7. The system of claim 1, wherein the plurality of patch description networks is part of a student machine learning model trained from an output of a teacher machine learning model.
8. A method comprising:
accessing an image of a product;
preprocessing the image by removing a background portion not containing the product;
passing the preprocessed image, in parallel, through a plurality of patch description networks, each patch description network being a neural network having a different receptive field size and containing a plurality of convolutional layers, wherein a final layer in each patch description network is a deformable convolution layer;
combining outputs of the plurality of patch description networks into a combined output; and
passing the combined output to a segmentation head to produce a heatmap for the image, the heatmap identifying pixels in the image likely depicting a defect in the product.
9. The method of claim 8, wherein the segmentation head produces, for each pixel, a value between 0 and 1, with 0 indicating no defect and 1 indicating defect, the value representing a likelihood that a corresponding pixel depicts a defect in the product.
10. The method of claim 9, wherein the segmentation head produces the heatmap by applying a variable threshold filter, which identifies a pixel as depicting a defect in the product if the corresponding value for the pixel is greater than a variable threshold, wherein the variable threshold is determined based on an identification of a value at which a number of samples for the pixel having the value dropped significantly.
11. The method of claim 8, wherein the combining outputs comprises concatenating the outputs.
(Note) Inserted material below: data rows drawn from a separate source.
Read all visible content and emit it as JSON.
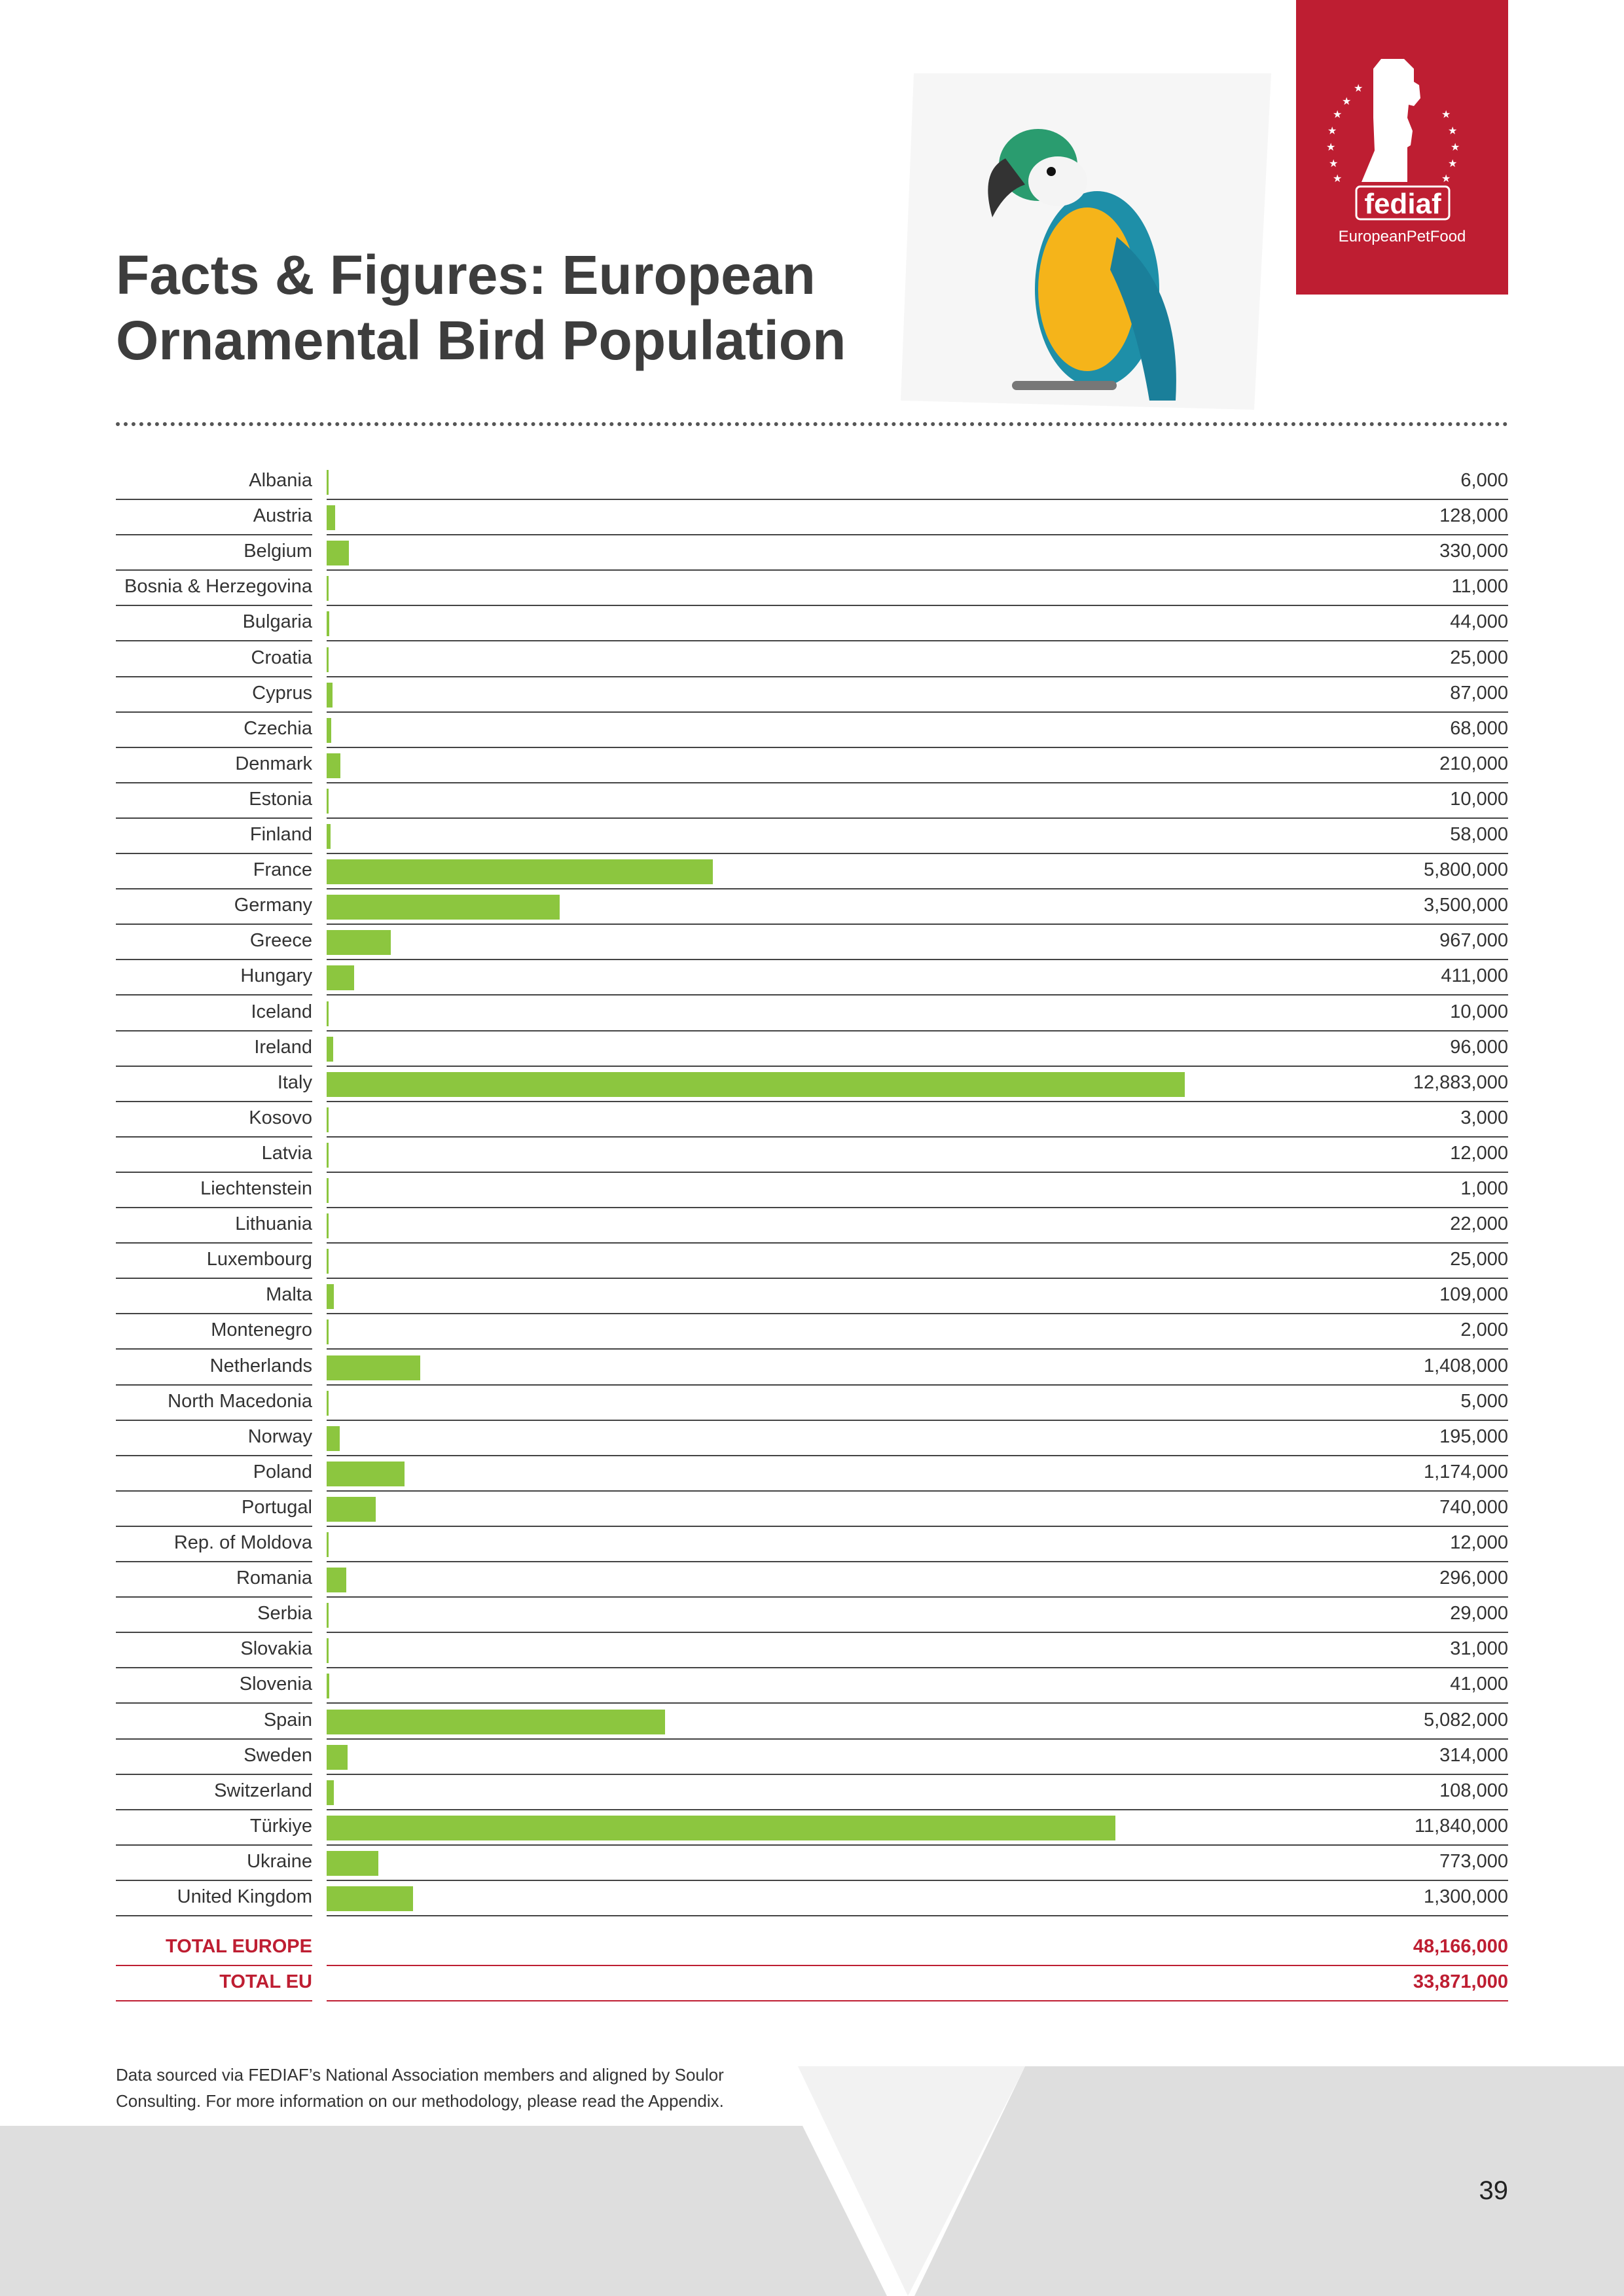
{
  "title": "Facts & Figures: European Ornamental Bird Population",
  "logo": {
    "wordmark": "fediaf",
    "tagline": "EuropeanPetFood"
  },
  "chart_data": {
    "type": "bar",
    "orientation": "horizontal",
    "title": "Facts & Figures: European Ornamental Bird Population",
    "categories": [
      "Albania",
      "Austria",
      "Belgium",
      "Bosnia & Herzegovina",
      "Bulgaria",
      "Croatia",
      "Cyprus",
      "Czechia",
      "Denmark",
      "Estonia",
      "Finland",
      "France",
      "Germany",
      "Greece",
      "Hungary",
      "Iceland",
      "Ireland",
      "Italy",
      "Kosovo",
      "Latvia",
      "Liechtenstein",
      "Lithuania",
      "Luxembourg",
      "Malta",
      "Montenegro",
      "Netherlands",
      "North Macedonia",
      "Norway",
      "Poland",
      "Portugal",
      "Rep. of Moldova",
      "Romania",
      "Serbia",
      "Slovakia",
      "Slovenia",
      "Spain",
      "Sweden",
      "Switzerland",
      "Türkiye",
      "Ukraine",
      "United Kingdom"
    ],
    "values": [
      6000,
      128000,
      330000,
      11000,
      44000,
      25000,
      87000,
      68000,
      210000,
      10000,
      58000,
      5800000,
      3500000,
      967000,
      411000,
      10000,
      96000,
      12883000,
      3000,
      12000,
      1000,
      22000,
      25000,
      109000,
      2000,
      1408000,
      5000,
      195000,
      1174000,
      740000,
      12000,
      296000,
      29000,
      31000,
      41000,
      5082000,
      314000,
      108000,
      11840000,
      773000,
      1300000
    ],
    "labels": [
      "6,000",
      "128,000",
      "330,000",
      "11,000",
      "44,000",
      "25,000",
      "87,000",
      "68,000",
      "210,000",
      "10,000",
      "58,000",
      "5,800,000",
      "3,500,000",
      "967,000",
      "411,000",
      "10,000",
      "96,000",
      "12,883,000",
      "3,000",
      "12,000",
      "1,000",
      "22,000",
      "25,000",
      "109,000",
      "2,000",
      "1,408,000",
      "5,000",
      "195,000",
      "1,174,000",
      "740,000",
      "12,000",
      "296,000",
      "29,000",
      "31,000",
      "41,000",
      "5,082,000",
      "314,000",
      "108,000",
      "11,840,000",
      "773,000",
      "1,300,000"
    ],
    "xlim": [
      0,
      12883000
    ],
    "bar_color": "#8cc63f",
    "totals": [
      {
        "label": "TOTAL EUROPE",
        "value": 48166000,
        "display": "48,166,000"
      },
      {
        "label": "TOTAL EU",
        "value": 33871000,
        "display": "33,871,000"
      }
    ]
  },
  "colors": {
    "brand": "#be1e32",
    "bar": "#8cc63f"
  },
  "footnote": "Data sourced via FEDIAF’s National Association members and aligned by Soulor Consulting. For more information on our methodology, please read the Appendix.",
  "page_number": "39"
}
12. The method of claim 8, wherein the combining outputs comprises weighting each output based on a learned optimal ratio for the plurality of patch description networks.
13. The method of claim 8, wherein the preprocessing comprises passing the image through a segmentation machine learning model.
14. The method of claim 8, wherein the plurality of patch description networks are part of a student machine learning model trained from output of a teacher machine learning model.
15. A non-transitory machine-readable storage medium having embodied thereon instructions executable by one or more machines to perform operations comprising:
accessing an image of a product;
preprocessing the image by removing a background portion not containing the product;
passing the preprocessed image, in parallel, through a plurality of patch description networks, each patch description network being a neural network having a different receptive field size and containing a plurality of convolutional layers, wherein a final layer in each patch description network being a deformable convolution layer;
combining outputs of the plurality of patch description networks into a combined output; and
passing the combined output to a segmentation head to produce a heatmap for the image, the heatmap identifying pixels in the image likely depicting a defect in the product.
16. The non-transitory machine-readable storage medium of claim 15, wherein the segmentation head produces, for each pixel, a value between 0 and 1, with 0 indicating no defect and 1 indicating defect, the value representing a likelihood that a corresponding pixel depicts a defect in the product.
17. The non-transitory machine-readable storage medium of claim 16, wherein the segmentation head produces the heatmap by applying a variable threshold filter, which identifies a pixel as depicting a defect in the product if the corresponding value for the pixel is greater than a variable threshold, wherein the variable threshold is determined based on an identification of a value at which a number of samples for the pixel having the value dropped significantly.
18. The non-transitory machine-readable storage medium of claim 15, wherein the combining outputs comprises concatenating the outputs.
19. The non-transitory machine-readable storage medium of claim 15, wherein the combining outputs comprises weighting each output based on a learned optimal ratio for the plurality of patch description networks.
20. The non-transitory machine-readable storage medium of claim 15, wherein the preprocessing comprises passing the image through a segmentation machine learning model.